I’m a neuroscientist interested in understanding how animals orient and navigate in complex naturalistic environments. Currently, as a postdoc in the Jayaraman lab at HHMI Janelia, I investigate how environmental context and past experiences shape navigation in walking fruit flies. To do this, I combine virtual reality techniques and two-photon calcium imaging with connectomic analysis as well as behavioral studies and modeling. Previous projects focused on different aspects of navigation in adult and larval fruit flies as well as crickets. In my free time I enjoy sewing and observing animals.

Originally from Germany, I first studied biomedicine at the University of Würzburg, before transitioning to a masters in Computational Biology and Bioinformatics at the ETH/University Zurich. For my PhD I worked with Berthold Hedwig at the University of Cambridge and Vivek Jayaraman at HHMI Janelia as part of a joint graduate program.


I’m relatively new to the world of neuroscience, having begun my PhD at Champalimaud Centre for the Unknown in late 2020. I’ve always been fascinated by watching animals in the wild, and my quest to understand what mechanistically drives the dazzling diversity of behaviour has led me from a masters in Evolution, Ecology and Systematics at LMU Munich, to the lab of Carlos Ribeiro at CCU. I am interested in how organisms have evolved mechanisms to make short and long term predictions of future internal and external conditions, to better coordinate their behaviour, and I’m looking forward to investigating this in the coming years.
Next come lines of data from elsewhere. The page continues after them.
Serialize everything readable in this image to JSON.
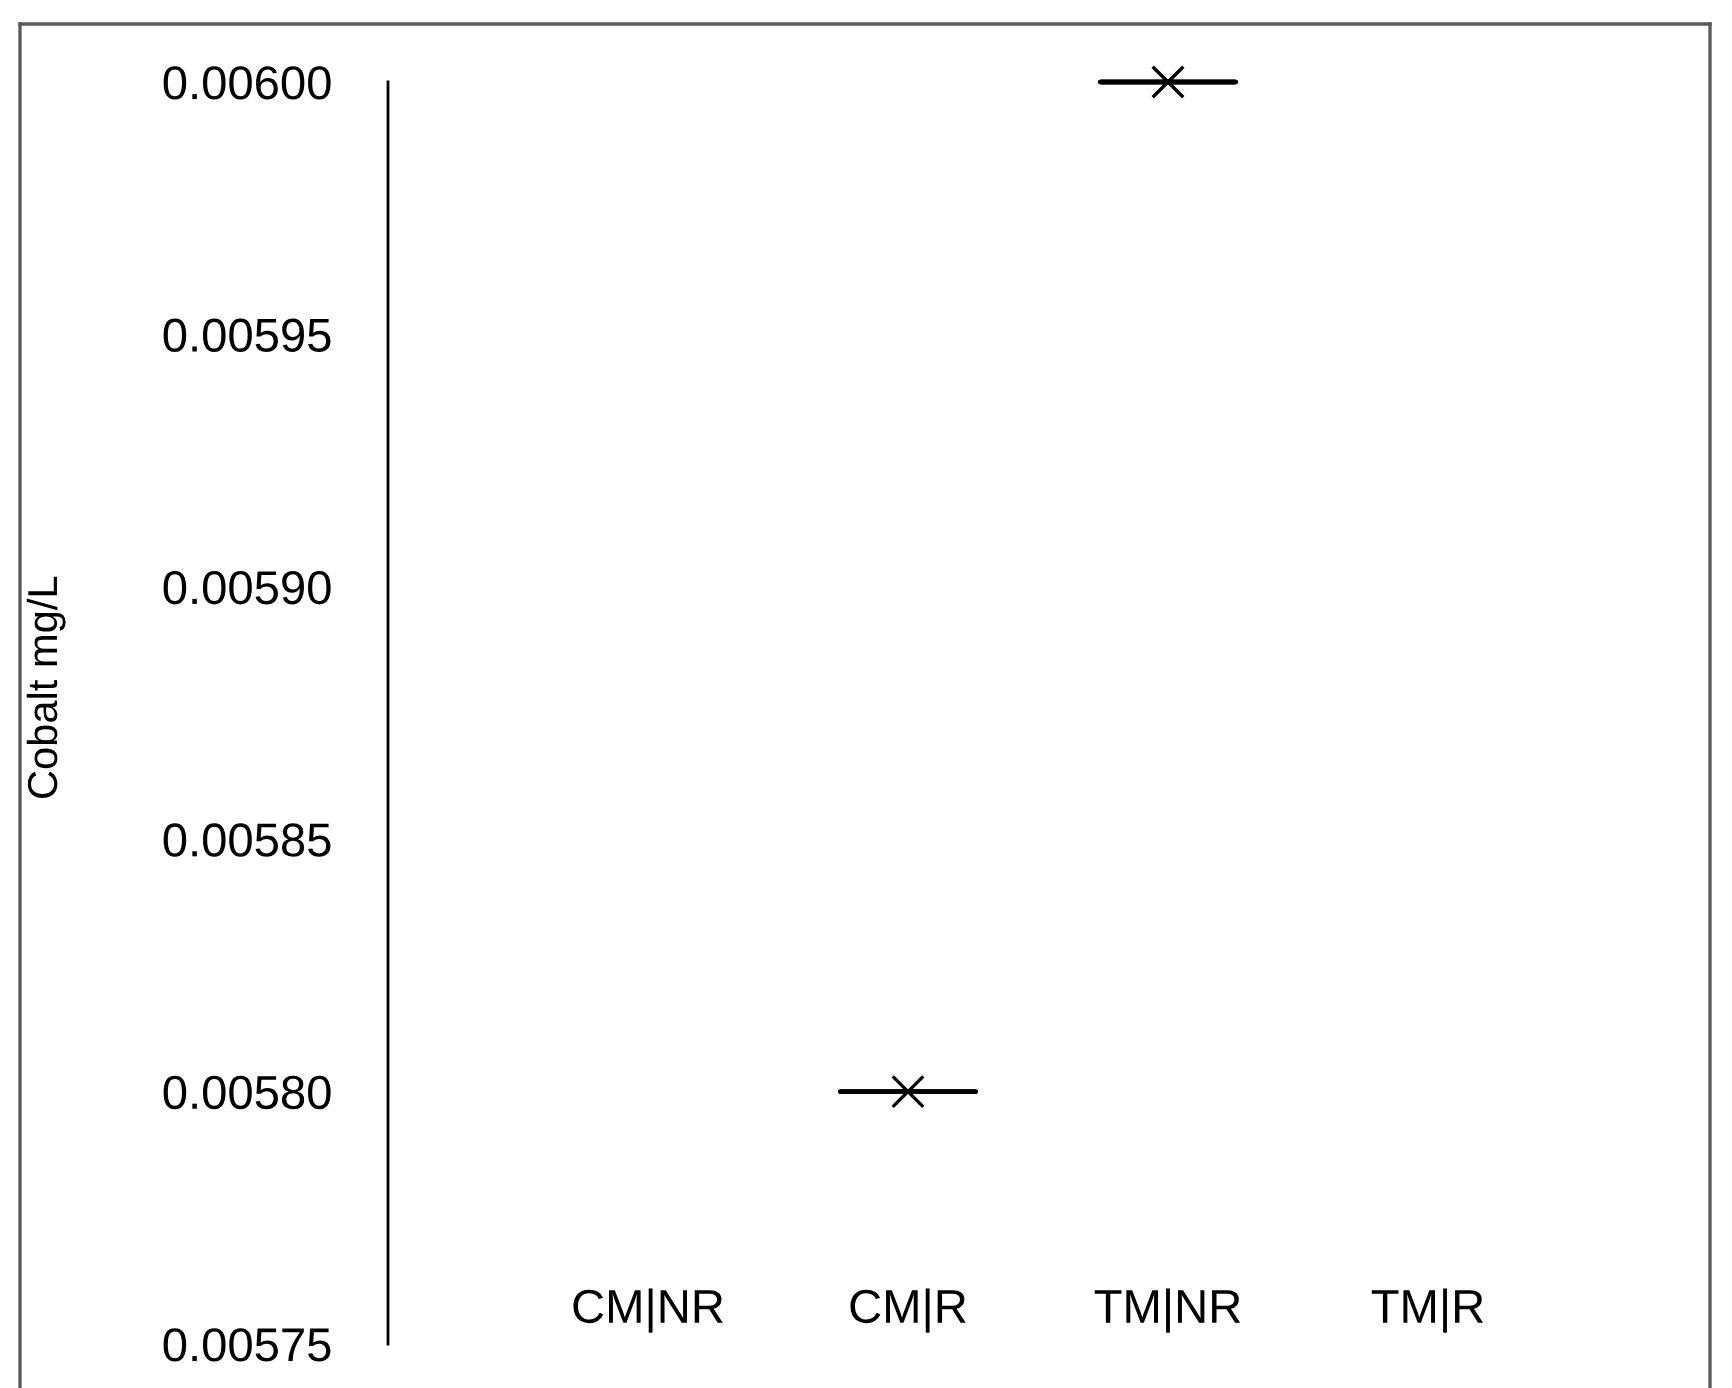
{
  "chart_data": {
    "type": "box",
    "ylabel": "Cobalt mg/L",
    "categories": [
      "CM|NR",
      "CM|R",
      "TM|NR",
      "TM|R"
    ],
    "boxes": [
      null,
      {
        "low": 0.0058,
        "q1": 0.0058,
        "median": 0.0058,
        "q3": 0.0058,
        "high": 0.0058,
        "mean": 0.0058
      },
      {
        "low": 0.006,
        "q1": 0.006,
        "median": 0.006,
        "q3": 0.006,
        "high": 0.006,
        "mean": 0.006
      },
      null
    ],
    "ylim": [
      0.00575,
      0.006
    ],
    "yticks": [
      {
        "value": 0.00575,
        "label": "0.00575"
      },
      {
        "value": 0.0058,
        "label": "0.00580"
      },
      {
        "value": 0.00585,
        "label": "0.00585"
      },
      {
        "value": 0.0059,
        "label": "0.00590"
      },
      {
        "value": 0.00595,
        "label": "0.00595"
      },
      {
        "value": 0.006,
        "label": "0.00600"
      }
    ],
    "marker": "cross"
  }
}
I’m a PhD student in the Motivation and Social Neuroscience Lab at the University of Birmingham. I’m interested in how people make decisions that involve opportunity costs, in particular how people track opportunity costs in different environments, and how this might involve the dopaminergic system. I combine computational modelling with behavioural and brain imaging studies.


I’m a Neuroscience PhD student in the Johns Hopkins - HHMI Janelia graduate program and I am fascinated by the strategies animals use to survive in the wild and how they might be implemented by the nervous system. I did my undergraduate studies at IISER Pune in India where I worked on the ecology and neurobiology of birdsong with Anand Krishnan and Raghav Rajan. I then moved to the US to work on my MS thesis in Vivek Jayaraman’s lab at Janelia where I caught the invertebrate bug. My interests stem from an appreciation for biological diversity – both in form and behavior – and my research has so far involved chasing birds, insects and bats in the lab or the field to study how they communicate, navigate and forage.


I am currently a Japan Society for the Promotion of Science (JSPS) Fellow hosted by Lars Chittka at Queen Mary University of London, working on bumblebee visual cognitive behaviour. I’m generally interested in the visual cognitive capabilities of animals, and their neural implementations.

During my postdoc at University College London with Aman Saleem, I investigated the neural representation of visual landmarks in mouse primary visual cortex (V1). I also studied the organization of feedback projections that carry contextual signals to V1. For my PhD, I probed circuit mechanisms of how visual looming signal is transformed in the central brain of fruit flies in Michael Reiser’s lab at Janelia, and also worked on fly photoreceptors in Roger Hardie’s lab at the University of Cambridge.


Ibo is a Marie Curie postdoctoral fellow in the lab of Dr. Carlos Ribeiro at the Champalimaud Centre for the Unknown. He is interested in the generation of low level motor programs and how they are organized in time and space by the nervous system to facilitate complex behavioral decisions that are based on the past, the present and the anticipated future.

During his PhD, Ibo studies the sensorimotor circuits controlling the chemotaxis behavior of the Drosophila larva in the lab of Dr. Matthieu Louis.

He loves basketball, progressive rock and postmodern literature.